Kınalıada'nın kuzeydoğuda Çınar Tepesi (115 metre), merkezde Teşrifiye Tepesi (110 m.) ve güneyde Manastır Tepesi olmak üzere üç tepesi vardır. Üç tepede de hemen hemen hiç ağaç yoktur ama Cosimo Comidas'ın 1794 tarihli gravüründe de görüldüğü üzere hepsi çalılarla kaplıdır. Gravürde büyük yapılarla taçlandırılmış iki büyük yapı görülüyor, ki bunlar şüphesiz manastırlar. Biri kocaman bir selvinin gölgesinde kalmış.

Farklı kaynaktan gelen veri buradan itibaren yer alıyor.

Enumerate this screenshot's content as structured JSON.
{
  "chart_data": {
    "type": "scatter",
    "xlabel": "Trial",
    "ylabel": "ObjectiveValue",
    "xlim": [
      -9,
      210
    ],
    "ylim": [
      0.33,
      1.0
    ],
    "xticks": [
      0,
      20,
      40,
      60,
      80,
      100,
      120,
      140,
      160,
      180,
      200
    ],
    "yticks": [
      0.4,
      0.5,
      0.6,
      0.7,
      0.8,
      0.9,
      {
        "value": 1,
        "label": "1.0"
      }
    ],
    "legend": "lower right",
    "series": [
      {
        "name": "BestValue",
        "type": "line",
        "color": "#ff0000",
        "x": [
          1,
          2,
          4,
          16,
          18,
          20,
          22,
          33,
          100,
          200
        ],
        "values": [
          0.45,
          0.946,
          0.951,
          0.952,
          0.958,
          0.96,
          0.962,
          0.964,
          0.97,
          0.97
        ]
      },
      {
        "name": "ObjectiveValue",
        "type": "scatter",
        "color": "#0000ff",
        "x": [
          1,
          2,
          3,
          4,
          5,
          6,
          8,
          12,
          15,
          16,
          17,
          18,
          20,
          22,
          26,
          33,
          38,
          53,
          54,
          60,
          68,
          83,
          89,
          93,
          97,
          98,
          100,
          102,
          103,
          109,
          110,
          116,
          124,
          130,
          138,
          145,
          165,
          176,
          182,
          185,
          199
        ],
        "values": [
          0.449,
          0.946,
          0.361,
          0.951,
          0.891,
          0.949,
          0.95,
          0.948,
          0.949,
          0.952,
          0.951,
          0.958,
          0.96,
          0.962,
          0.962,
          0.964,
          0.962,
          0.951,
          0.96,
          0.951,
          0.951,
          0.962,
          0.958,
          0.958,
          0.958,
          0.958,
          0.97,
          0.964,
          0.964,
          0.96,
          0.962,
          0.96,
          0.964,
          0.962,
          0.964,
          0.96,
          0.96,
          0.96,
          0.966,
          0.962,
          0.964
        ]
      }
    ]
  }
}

Grosvenor Kınalıada'yı dört büyük adanın en kurak olanı olarak betimliyor ve topoğrafyasını üç yerine iki tepe açısından yorumluyor ve üç manastırın üzerinde duruyor.

Sedef Adası - Antirovithos

Adanın ismi söylentilere göre sedef taşından ya da burada çokça bulunan bir bitki olan sedefotudan gelmektedir.

9. yy. ortalarında Aziz Ignatius, Adalar’da erkeklere özel tesis ettiği ve I. Manuel Comnenus’in 1158 senesinde düzenlediği listede de yer alan üç manastırdan bir tanesini bu adada kurdu. Sedefadası’nda bulunan manastır, 1180 yılında Patrik Theodosius Boradiotis tarafında restore edildi. Bu manastırdan bugün geriye kalan herşey adanın kuzeybatı kısmındaki burun üzerinde parçalar halinde bulunan bir harabedir.

Sultan II. Mahmut, hükümdarlığı sırasında (1808-1839), buraya 2000 adet zeytin ağacı ve 5000 adet enginar bitkisi ektiren damadı, Rodosizade Damat Fethi Ahmet Paşa’ya adayı devretti.

Hayırsız Adalar

Sivriada - Oxia

Küçük bir alana sahip olmasına karşın, Sivriada (Oxia) bir zamanlar kendi manastırına sahipmiş. Bu manastırdan geriye kalan bazı kalıntılar hala ayaktadır. Bu yapı, imparator Manuel I Comnenus tarafından 1158 yılında derlenen manastırlar listesinde yer almaktadır. Bu manastırın içerisinde iki kilise yer almaktaymış: baş melek Mikhail’e ait bir katholikon ve inançları uğruna ızdırap çeken birkaç azize adanmış bir mabet. Manastırın birkaç başkeşişi, sonradan İstanbul’un patrikliğine getirilmişler. Günümüze kadar ayakta kalabilmiş harabeler, limanın iç tarafında bulunan rıhtımın yanında uzanan yamaçta ziyaret edilebilir.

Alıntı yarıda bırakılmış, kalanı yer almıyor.